MK: Probably Steve Kinser. When the World of Outlaw races always used to be on TV back in the day, when they were on TNN and stuff, I always used to spend a lot of time watching them and it just amazed me. Not just the talent, but the guts them guys had. Down there working on his own car, being half-inch from the wall running wide open. It was just amazing the stuff they would do. I admired him a lot because you'd see him all dirty and sweaty and working on his own stuff, and that's kind of what racing is all about.
How long do you see your career lasting? Would you like to drive at Mark Martin age?
MK: I don't think so, but I think if you were to ask Mark when he was my age if he thought he'd still be driving at 50, he probably would have said no way. I think that's hard to predict. These days, you've seen a lot of good drivers struggle to stay in a good program. I mean, I think it really depends on your performance and how successful you can keep your program.
I don't really know what I would do if I didn't do this, and I love doing this, so I'd like to think I can continue to do it at a high level for awhile.
What's the first thing you do when you get home at the end of a long race weekend?
MK: The first thing I do is turn the alarm off. Then I carry all our bags in. Then I usually fix the thermostats and turn the lights on. SBN: That was a very practical answer. MK: Yeah. In football season, though, I usually go straight to the basement and watch the Packers game on TiVo.

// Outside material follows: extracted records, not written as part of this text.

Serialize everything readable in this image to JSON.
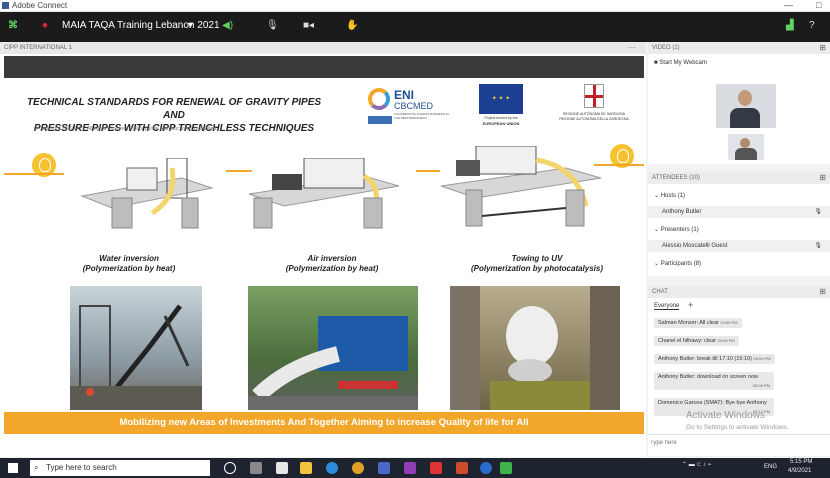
{
  "window": {
    "title": "Adobe Connect",
    "controls": [
      "—",
      "□"
    ]
  },
  "toolbar": {
    "meeting_name": "MAIA TAQA Training Lebanon 2021",
    "dropdown": "▾"
  },
  "share": {
    "header": "CIPP INTERNATIONAL 1",
    "menu": "···"
  },
  "slide": {
    "title_line1": "TECHNICAL STANDARDS FOR RENEWAL OF GRAVITY PIPES AND",
    "title_line2": "PRESSURE PIPES WITH CIPP TRENCHLESS TECHNIQUES",
    "copyright": "© Copyright 2019  IATT. All rights reserved. Full or partial reproduction  is prohibited.",
    "logos": {
      "eni": "ENI",
      "eni_sub": "CBCMED",
      "eni_tag": "COOPERATING ACROSS BORDERS IN THE MEDITERRANEAN",
      "eu_line1": "Project funded by the",
      "eu_line2": "EUROPEAN UNION",
      "region_line1": "REGIONE AUTÒNOMA DE SARDIGNA",
      "region_line2": "REGIONE AUTONOMA DELLA SARDEGNA"
    },
    "methods": [
      {
        "title": "Water inversion",
        "sub": "(Polymerization by heat)"
      },
      {
        "title": "Air inversion",
        "sub": "(Polymerization by heat)"
      },
      {
        "title": "Towing to UV",
        "sub": "(Polymerization by photocatalysis)"
      }
    ],
    "banner": "Mobilizing new Areas of Investments And Together Aiming to increase Quality of life for All",
    "colors": {
      "accent": "#f2a72b",
      "bulb": "#f6c230"
    }
  },
  "video": {
    "header": "VIDEO (2)",
    "start_webcam": "Start My Webcam"
  },
  "attendees": {
    "header": "ATTENDEES (10)",
    "groups": [
      {
        "label": "Hosts (1)",
        "members": [
          "Anthony Butler"
        ]
      },
      {
        "label": "Presenters (1)",
        "members": [
          "Alessio Moscatelli Guest"
        ]
      },
      {
        "label": "Participants (8)",
        "members": []
      }
    ]
  },
  "chat": {
    "header": "CHAT",
    "tab": "Everyone",
    "add": "+",
    "messages": [
      {
        "text": "Salman Monzer: All clear",
        "time": "04:59 PM"
      },
      {
        "text": "Chanel el hilhawy: clear",
        "time": "04:59 PM"
      },
      {
        "text": "Anthony Butler: break till 17:10 (15:10)",
        "time": "05:05 PM"
      },
      {
        "text": "Anthony Butler: download on screen now",
        "time": "05:05 PM"
      },
      {
        "text": "Domenico Garcea (SMAT): Bye bye Anthony",
        "time": "05:12 PM"
      }
    ],
    "input_placeholder": "Type here",
    "watermark_line1": "Activate Windows",
    "watermark_line2": "Go to Settings to activate Windows."
  },
  "taskbar": {
    "search_placeholder": "Type here to search",
    "lang": "ENG",
    "time": "5:15 PM",
    "date": "4/9/2021"
  }
}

As soon as I get home and get (1-year-old daughter) Kaylin situated, I go down there and watch the game. I try not to find out anything from the Packers game before that and watch it as if it was live. Sometimes that's good, sometimes that's bad.
Who wins the Sprint Cup in 2015?
MK: No idea. I don't know who's going to win it in 2010.
If you were in charge of NASCAR, what is one thing you would change?
MK: I don't have one thing, to be honest with you. And a driver's perspective is probably totally different than what makes business sense for the fans and all that. But I will say that I'm one of them guys that isn't really big on change. I appreciate the history of the sport and all that stuff – so I would probably look at changing some of the things back to how we used to race.
If a new driver approached you and asked you to recommend one driver they should learn from and one driver they shouldn't, who would you say?
MK: Heck, I don't know. I think that most drivers that have been here for awhile probably have good advice for young guys and would be happy to answer any good questions.
There's not really anyone I wouldn't send them to. And if there was, I probably wouldn't answer that question anyway.
Would you rather be known as a great driver or a great person?
MK: Well, a great person. That's easy. There are more important things than driving race cars: Trying to be a good example for my son and my daughter, trying to do the best you can raising them and being a good father and husband. That's way more important in life than driving race cars.